Assuming verification covers reference quality
Verification confirms that claims are supported by cited references. It does not check whether the cited reference is the best available evidence or whether newer data exists. Reference selection quality is a separate editorial and scientific judgement.
Complements:Scite.ai for citation context analysis (whether a citation supports, contrasts, or merely mentions a claim). Perplexity for quick fact-checking and finding source material to verify against. Zotero or EndNote for managing and organising the reference library. RefCheckr verifies whether claims are supported by cited evidence; Scite adds context on how that evidence treats the claim; Perplexity can help locate evidence; Zotero/EndNote store and organise it.
Can AI automatically check whether every claim in a document is supported?
AI can flag likely mismatches at scale, which is valuable for long or multi-reference documents. It cannot confirm that a reference genuinely supports a claim — that still requires a human read of the cited passage. Treat AI verification as a triage layer, not a sign-off.
What's the difference between a reference existing and a reference supporting a claim?
A real reference can still be cited in the wrong context. The paper may discuss the same topic but report a different outcome, a different population, or contradict the claim. Verification means confirming the cited passage says this specific thing, not that the paper exists.
How do I handle a claim supported by multiple references?

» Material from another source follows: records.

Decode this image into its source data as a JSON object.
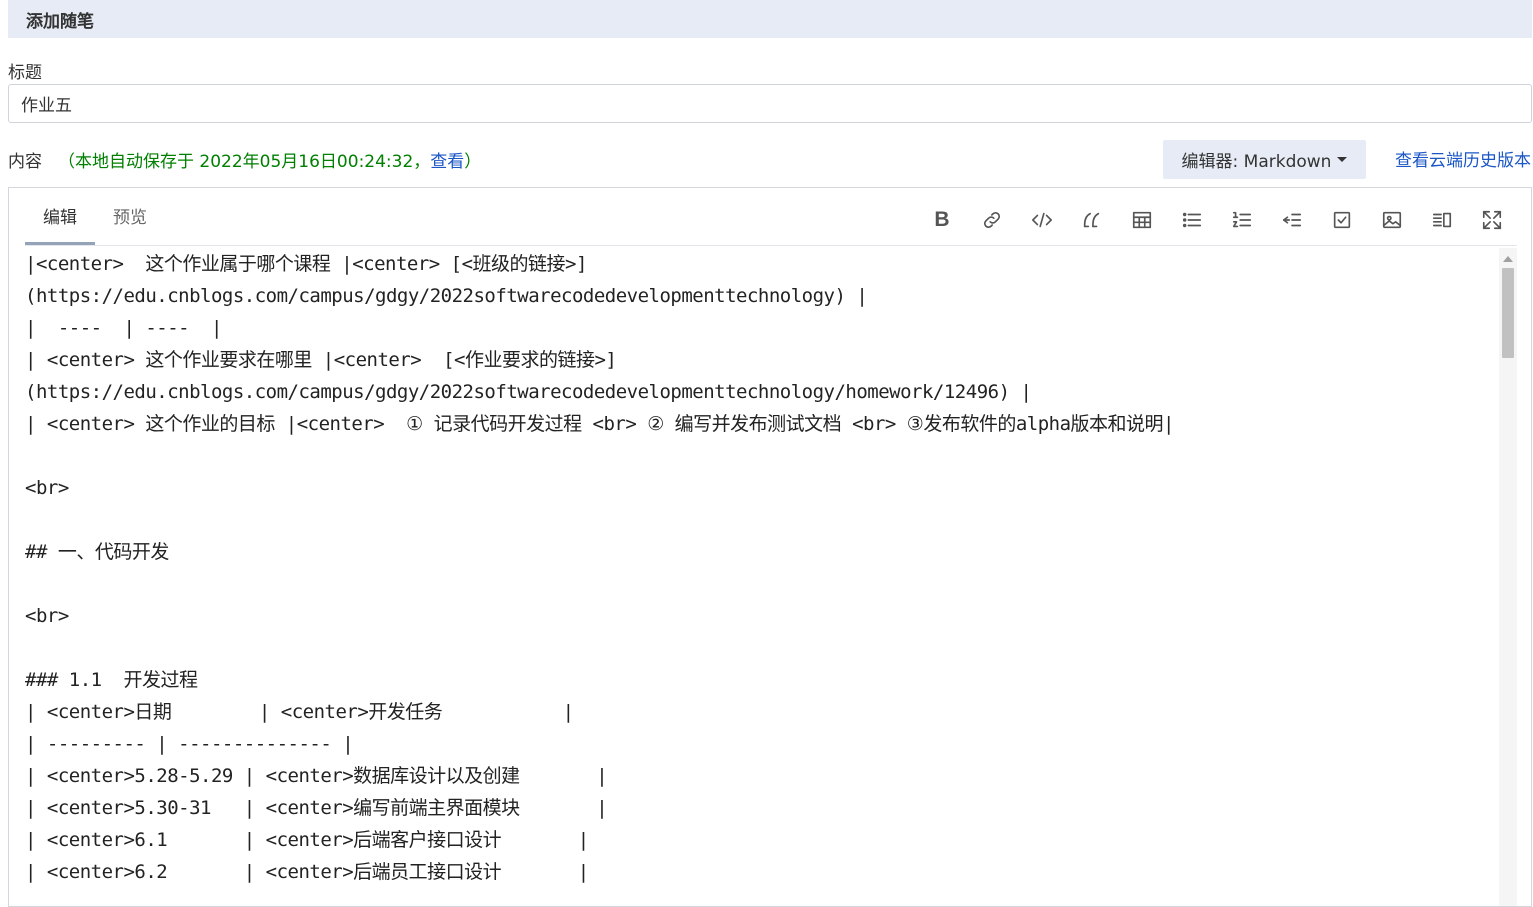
{
  "header": {
    "title": "添加随笔"
  },
  "title_field": {
    "label": "标题",
    "value": "作业五"
  },
  "content": {
    "label": "内容",
    "autosave_prefix": "（本地自动保存于 2022年05月16日00:24:32，",
    "autosave_link": "查看",
    "autosave_suffix": "）"
  },
  "editor_select": {
    "label": "编辑器: Markdown"
  },
  "history_link": "查看云端历史版本",
  "tabs": [
    {
      "label": "编辑"
    },
    {
      "label": "预览"
    }
  ],
  "toolbar": {
    "items": [
      "bold-icon",
      "link-icon",
      "code-icon",
      "quote-icon",
      "table-icon",
      "bullet-list-icon",
      "numbered-list-icon",
      "outdent-icon",
      "checkbox-icon",
      "image-icon",
      "split-view-icon",
      "fullscreen-icon"
    ],
    "bold_glyph": "B"
  },
  "editor_lines": [
    "|<center>  这个作业属于哪个课程 |<center> [<班级的链接>]",
    "(https://edu.cnblogs.com/campus/gdgy/2022softwarecodedevelopmenttechnology) |",
    "|  ----  | ----  |",
    "| <center> 这个作业要求在哪里 |<center>  [<作业要求的链接>]",
    "(https://edu.cnblogs.com/campus/gdgy/2022softwarecodedevelopmenttechnology/homework/12496) |",
    "| <center> 这个作业的目标 |<center>  ① 记录代码开发过程 <br> ② 编写并发布测试文档 <br> ③发布软件的alpha版本和说明|",
    "",
    "<br>",
    "",
    "## 一、代码开发",
    "",
    "<br>",
    "",
    "### 1.1  开发过程",
    "| <center>日期        | <center>开发任务           |",
    "| --------- | -------------- |",
    "| <center>5.28-5.29 | <center>数据库设计以及创建       |",
    "| <center>5.30-31   | <center>编写前端主界面模块       |",
    "| <center>6.1       | <center>后端客户接口设计       |",
    "| <center>6.2       | <center>后端员工接口设计       |"
  ]
}
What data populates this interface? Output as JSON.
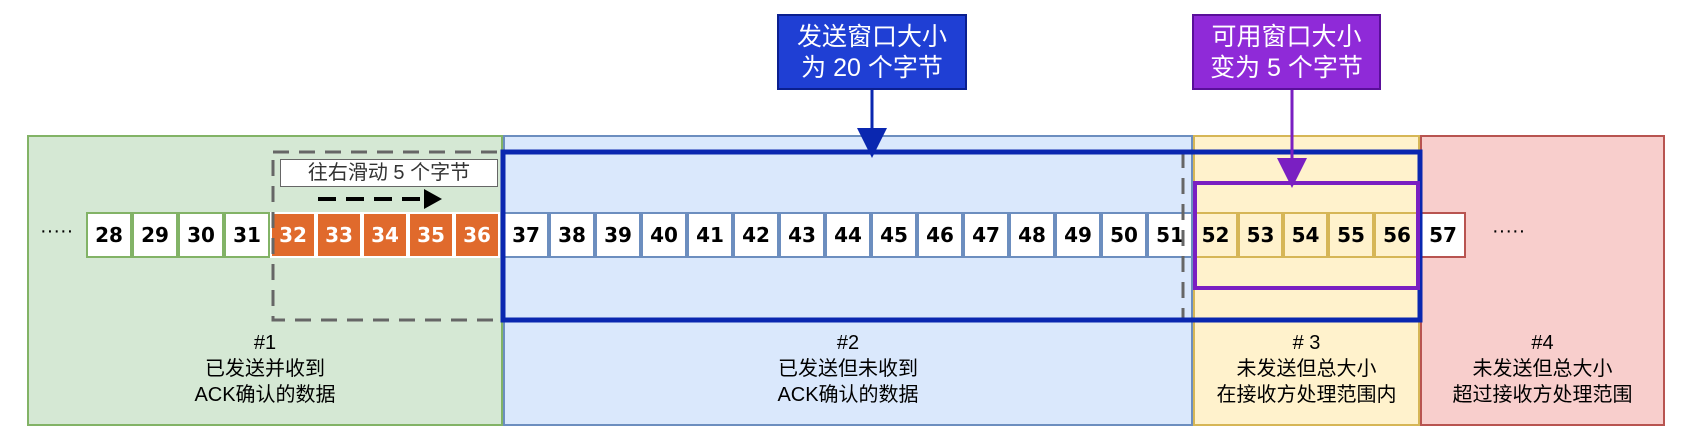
{
  "regions": [
    {
      "id": "#1",
      "line1": "已发送并收到",
      "line2": "ACK确认的数据"
    },
    {
      "id": "#2",
      "line1": "已发送但未收到",
      "line2": "ACK确认的数据"
    },
    {
      "id": "# 3",
      "line1": "未发送但总大小",
      "line2": "在接收方处理范围内"
    },
    {
      "id": "#4",
      "line1": "未发送但总大小",
      "line2": "超过接收方处理范围"
    }
  ],
  "bytes": {
    "sent_acked": [
      "28",
      "29",
      "30",
      "31"
    ],
    "slid": [
      "32",
      "33",
      "34",
      "35",
      "36"
    ],
    "sent_unacked": [
      "37",
      "38",
      "39",
      "40",
      "41",
      "42",
      "43",
      "44",
      "45",
      "46",
      "47",
      "48",
      "49",
      "50",
      "51"
    ],
    "usable": [
      "52",
      "53",
      "54",
      "55",
      "56"
    ],
    "beyond": [
      "57"
    ]
  },
  "ellipsis_left": "·····",
  "ellipsis_right": "·····",
  "callouts": {
    "send_window": {
      "line1": "发送窗口大小",
      "line2": "为 20 个字节"
    },
    "usable_window": {
      "line1": "可用窗口大小",
      "line2": "变为 5 个字节"
    }
  },
  "slide_label": "往右滑动 5  个字节",
  "colors": {
    "slid_bytes": "#e06a2c",
    "send_window_border": "#0a27b0",
    "usable_window_border": "#7a1fc2",
    "old_window_dash": "#666666"
  }
}
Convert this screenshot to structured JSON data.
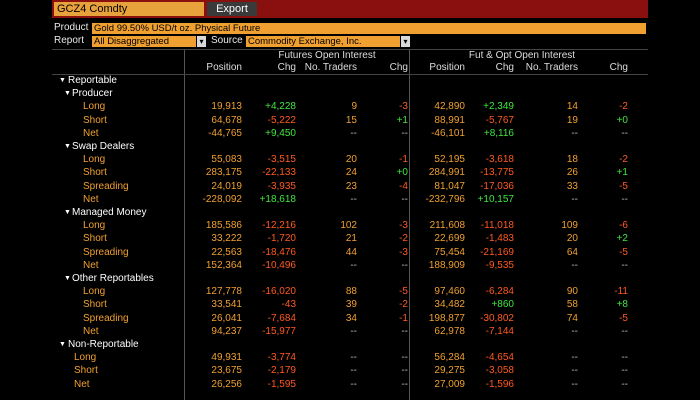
{
  "window": {
    "ticker": "GCZ4 Comdty",
    "export_label": "Export"
  },
  "controls": {
    "product_label": "Product",
    "product_value": "Gold 99.50% USD/t oz. Physical Future",
    "report_label": "Report",
    "report_value": "All Disaggregated",
    "source_label": "Source",
    "source_value": "Commodity Exchange, Inc."
  },
  "headers": {
    "futures_group": "Futures Open Interest",
    "futopt_group": "Fut & Opt Open Interest",
    "position": "Position",
    "chg": "Chg",
    "traders": "No. Traders",
    "chg2": "Chg"
  },
  "colors": {
    "accent_orange": "#f0a030",
    "negative": "#ff5a1f",
    "positive": "#3fe63f",
    "title_bar": "#8a1010"
  },
  "rows": [
    {
      "type": "group",
      "label": "Reportable"
    },
    {
      "type": "subgroup",
      "label": "Producer"
    },
    {
      "type": "data",
      "label": "Long",
      "c": [
        "19,913",
        "+4,228",
        "9",
        "-3",
        "42,890",
        "+2,349",
        "14",
        "-2"
      ]
    },
    {
      "type": "data",
      "label": "Short",
      "c": [
        "64,678",
        "-5,222",
        "15",
        "+1",
        "88,991",
        "-5,767",
        "19",
        "+0"
      ]
    },
    {
      "type": "data",
      "label": "Net",
      "c": [
        "-44,765",
        "+9,450",
        "--",
        "--",
        "-46,101",
        "+8,116",
        "--",
        "--"
      ]
    },
    {
      "type": "subgroup",
      "label": "Swap Dealers"
    },
    {
      "type": "data",
      "label": "Long",
      "c": [
        "55,083",
        "-3,515",
        "20",
        "-1",
        "52,195",
        "-3,618",
        "18",
        "-2"
      ]
    },
    {
      "type": "data",
      "label": "Short",
      "c": [
        "283,175",
        "-22,133",
        "24",
        "+0",
        "284,991",
        "-13,775",
        "26",
        "+1"
      ]
    },
    {
      "type": "data",
      "label": "Spreading",
      "c": [
        "24,019",
        "-3,935",
        "23",
        "-4",
        "81,047",
        "-17,036",
        "33",
        "-5"
      ]
    },
    {
      "type": "data",
      "label": "Net",
      "c": [
        "-228,092",
        "+18,618",
        "--",
        "--",
        "-232,796",
        "+10,157",
        "--",
        "--"
      ]
    },
    {
      "type": "subgroup",
      "label": "Managed Money"
    },
    {
      "type": "data",
      "label": "Long",
      "c": [
        "185,586",
        "-12,216",
        "102",
        "-3",
        "211,608",
        "-11,018",
        "109",
        "-6"
      ]
    },
    {
      "type": "data",
      "label": "Short",
      "c": [
        "33,222",
        "-1,720",
        "21",
        "-2",
        "22,699",
        "-1,483",
        "20",
        "+2"
      ]
    },
    {
      "type": "data",
      "label": "Spreading",
      "c": [
        "22,563",
        "-18,476",
        "44",
        "-3",
        "75,454",
        "-21,169",
        "64",
        "-5"
      ]
    },
    {
      "type": "data",
      "label": "Net",
      "c": [
        "152,364",
        "-10,496",
        "--",
        "--",
        "188,909",
        "-9,535",
        "--",
        "--"
      ]
    },
    {
      "type": "subgroup",
      "label": "Other Reportables"
    },
    {
      "type": "data",
      "label": "Long",
      "c": [
        "127,778",
        "-16,020",
        "88",
        "-5",
        "97,460",
        "-6,284",
        "90",
        "-11"
      ]
    },
    {
      "type": "data",
      "label": "Short",
      "c": [
        "33,541",
        "-43",
        "39",
        "-2",
        "34,482",
        "+860",
        "58",
        "+8"
      ]
    },
    {
      "type": "data",
      "label": "Spreading",
      "c": [
        "26,041",
        "-7,684",
        "34",
        "-1",
        "198,877",
        "-30,802",
        "74",
        "-5"
      ]
    },
    {
      "type": "data",
      "label": "Net",
      "c": [
        "94,237",
        "-15,977",
        "--",
        "--",
        "62,978",
        "-7,144",
        "--",
        "--"
      ]
    },
    {
      "type": "group",
      "label": "Non-Reportable"
    },
    {
      "type": "data2",
      "label": "Long",
      "c": [
        "49,931",
        "-3,774",
        "--",
        "--",
        "56,284",
        "-4,654",
        "--",
        "--"
      ]
    },
    {
      "type": "data2",
      "label": "Short",
      "c": [
        "23,675",
        "-2,179",
        "--",
        "--",
        "29,275",
        "-3,058",
        "--",
        "--"
      ]
    },
    {
      "type": "data2",
      "label": "Net",
      "c": [
        "26,256",
        "-1,595",
        "--",
        "--",
        "27,009",
        "-1,596",
        "--",
        "--"
      ]
    }
  ]
}
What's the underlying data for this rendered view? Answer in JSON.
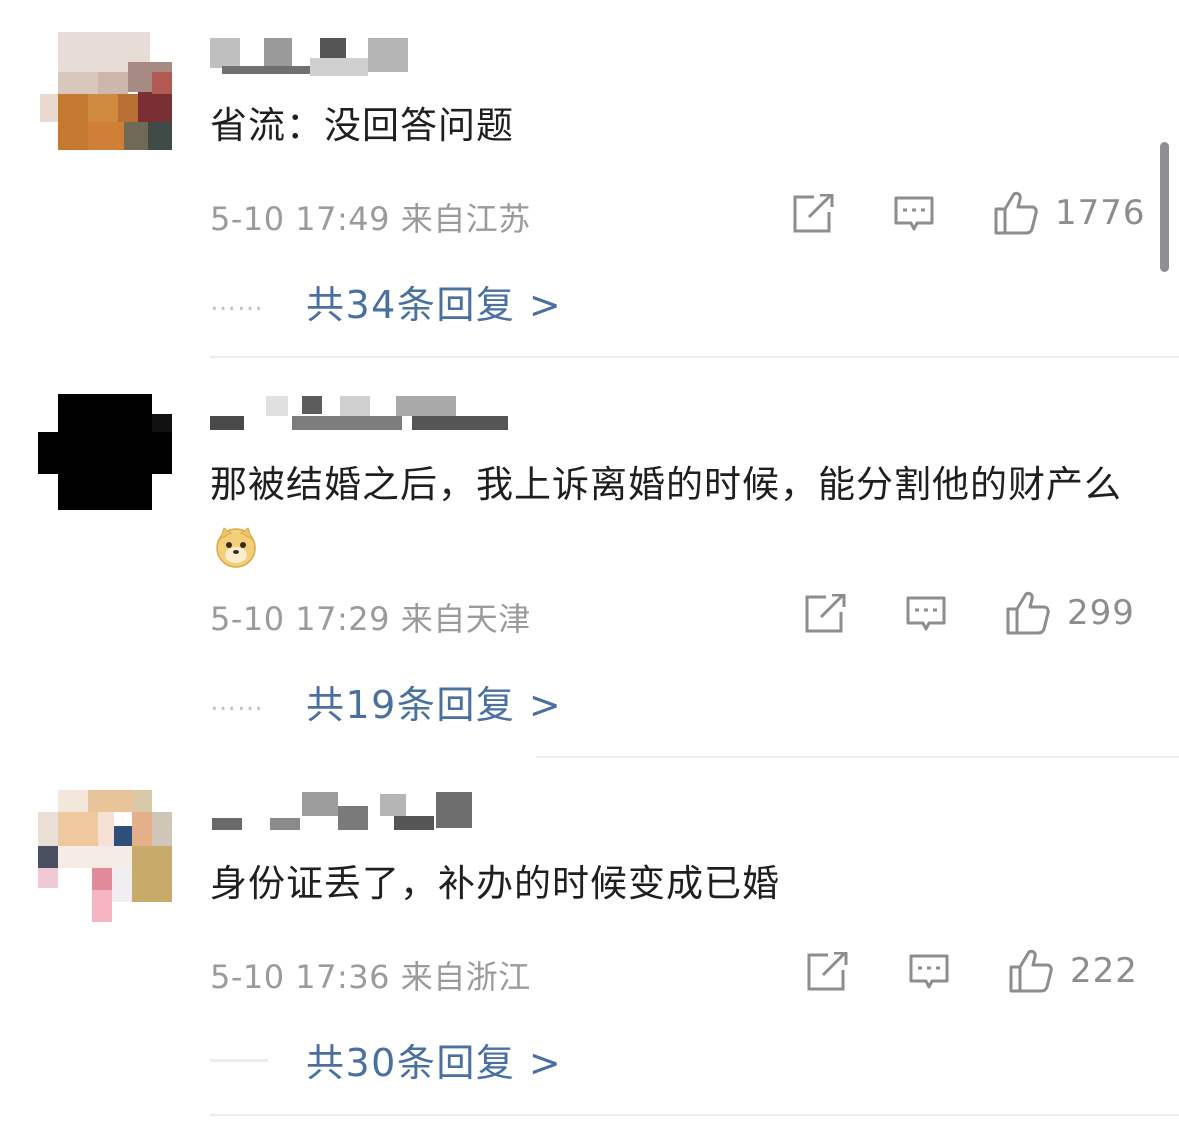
{
  "comments": [
    {
      "text": "省流：没回答问题",
      "meta": "5-10 17:49 来自江苏",
      "likes": "1776",
      "replies": "共34条回复 >"
    },
    {
      "text": "那被结婚之后，我上诉离婚的时候，能分割他的财产么",
      "meta": "5-10 17:29 来自天津",
      "likes": "299",
      "replies": "共19条回复 >"
    },
    {
      "text": "身份证丢了，补办的时候变成已婚",
      "meta": "5-10 17:36 来自浙江",
      "likes": "222",
      "replies": "共30条回复 >"
    }
  ],
  "ui": {
    "dots": "……",
    "link_color": "#4a6fa1",
    "meta_color": "#9b9b9b",
    "text_color": "#1f1f1f"
  },
  "icons": [
    "share-icon",
    "comment-icon",
    "thumbs-up-icon",
    "doge-emoji-icon"
  ]
}
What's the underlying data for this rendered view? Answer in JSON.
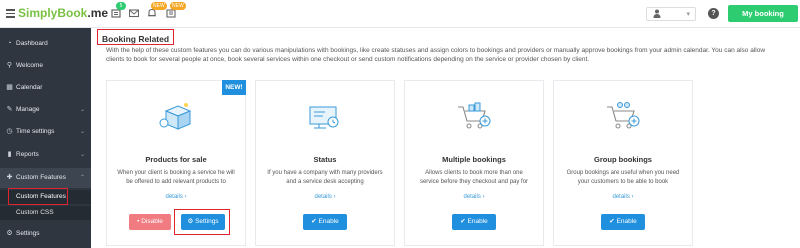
{
  "topbar": {
    "logo_main": "SimplyBook",
    "logo_suffix": ".me",
    "badges": [
      "5",
      "NEW",
      "NEW"
    ],
    "user_icon": "user-icon",
    "help_label": "?",
    "my_booking_label": "My booking website"
  },
  "sidebar": {
    "items": [
      {
        "label": "Dashboard",
        "icon": "dashboard-icon"
      },
      {
        "label": "Welcome",
        "icon": "location-pin-icon"
      },
      {
        "label": "Calendar",
        "icon": "calendar-icon"
      },
      {
        "label": "Manage",
        "icon": "wrench-icon"
      },
      {
        "label": "Time settings",
        "icon": "clock-icon"
      },
      {
        "label": "Reports",
        "icon": "bar-chart-icon"
      },
      {
        "label": "Custom Features",
        "icon": "gift-icon"
      },
      {
        "label": "Settings",
        "icon": "gear-icon"
      }
    ],
    "sub_items": [
      {
        "label": "Custom Features"
      },
      {
        "label": "Custom CSS"
      }
    ]
  },
  "main": {
    "section_title": "Booking Related",
    "description": "With the help of these custom features you can do various manipulations with bookings, like create statuses and assign colors to bookings and providers or manually approve bookings from your admin calendar. You can also allow clients to book for several people at once, book several services within one checkout or send custom notifications depending on the service or provider chosen by client.",
    "cards": [
      {
        "title": "Products for sale",
        "text": "When your client is booking a service he will be offered to add relevant products to",
        "details": "details  ›",
        "badge": "NEW!",
        "disable_label": "• Disable",
        "settings_label": "⚙ Settings"
      },
      {
        "title": "Status",
        "text": "If you have a company with many providers and a service desk accepting",
        "details": "details  ›",
        "enable_label": "✔ Enable"
      },
      {
        "title": "Multiple bookings",
        "text": "Allows clients to book more than one service before they checkout and pay for",
        "details": "details  ›",
        "enable_label": "✔ Enable"
      },
      {
        "title": "Group bookings",
        "text": "Group bookings are useful when you need your customers to be able to book",
        "details": "details  ›",
        "enable_label": "✔ Enable"
      }
    ]
  },
  "colors": {
    "accent_blue": "#1f8fde",
    "brand_green": "#2ecc71",
    "sidebar_bg": "#2f3640",
    "highlight_red": "#e0242f"
  }
}
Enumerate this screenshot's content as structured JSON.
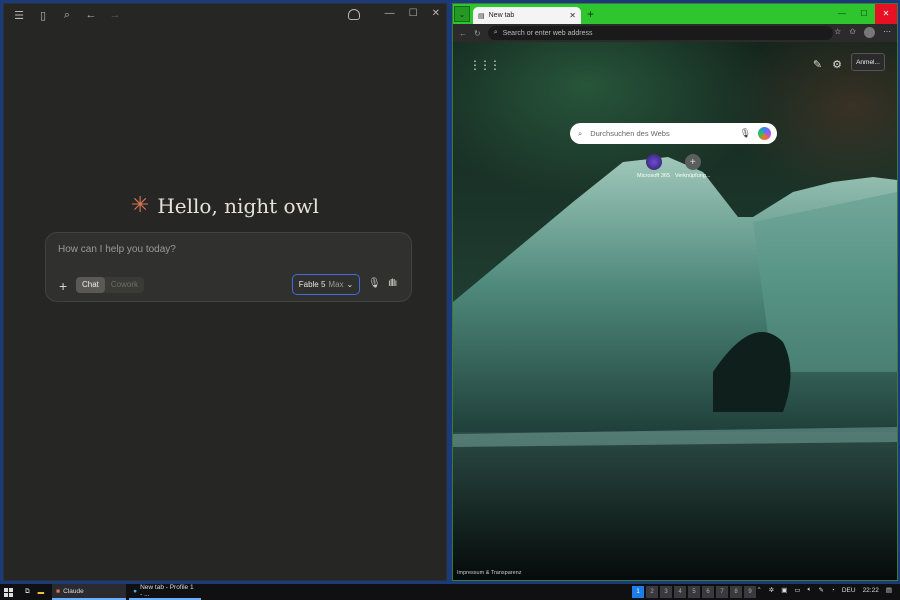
{
  "claude": {
    "greeting": "Hello, night owl",
    "placeholder": "How can I help you today?",
    "mode_chat": "Chat",
    "mode_cowork": "Cowork",
    "model_name": "Fable 5",
    "model_tier": "Max"
  },
  "browser": {
    "tab_title": "New tab",
    "address_placeholder": "Search or enter web address",
    "signin_label": "Anmel...",
    "search_placeholder": "Durchsuchen des Webs",
    "quick_links": [
      {
        "label": "Microsoft 365"
      },
      {
        "label": "Verknüpfung..."
      }
    ],
    "footer": "Impressum & Transparenz"
  },
  "taskbar": {
    "app1": "Claude",
    "app2": "New tab - Profile 1 - ...",
    "desktops": [
      "1",
      "2",
      "3",
      "4",
      "5",
      "6",
      "7",
      "8",
      "9"
    ],
    "language": "DEU",
    "time": "22:22"
  },
  "colors": {
    "accent_orange": "#d97757",
    "tabstrip_green": "#2ec52e",
    "close_red": "#e81123",
    "active_desktop": "#1e7ee8"
  }
}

Check each reference independently against the specific part of the claim it is cited for. If two references are cited together, confirm that each one supports the claim on its own, or that together they cover it without gaps. Unclear attribution is a common source of drift.
Does AI verification replace a fact-check?
No. AI verification catches a substantial share of mismatches quickly, but it does not replace the human fact-check required before sign-off. Use it to make the human review shorter and more focused, not to remove it.
Can AI detect when a reference is cited in the wrong context?
Sometimes. AI can flag when the cited passage reports a different endpoint, population, or outcome than the claim describes. Subtle context errors — a pooled analysis cited for a single-study claim, a post-hoc finding cited as primary — are harder to catch and benefit from expert review.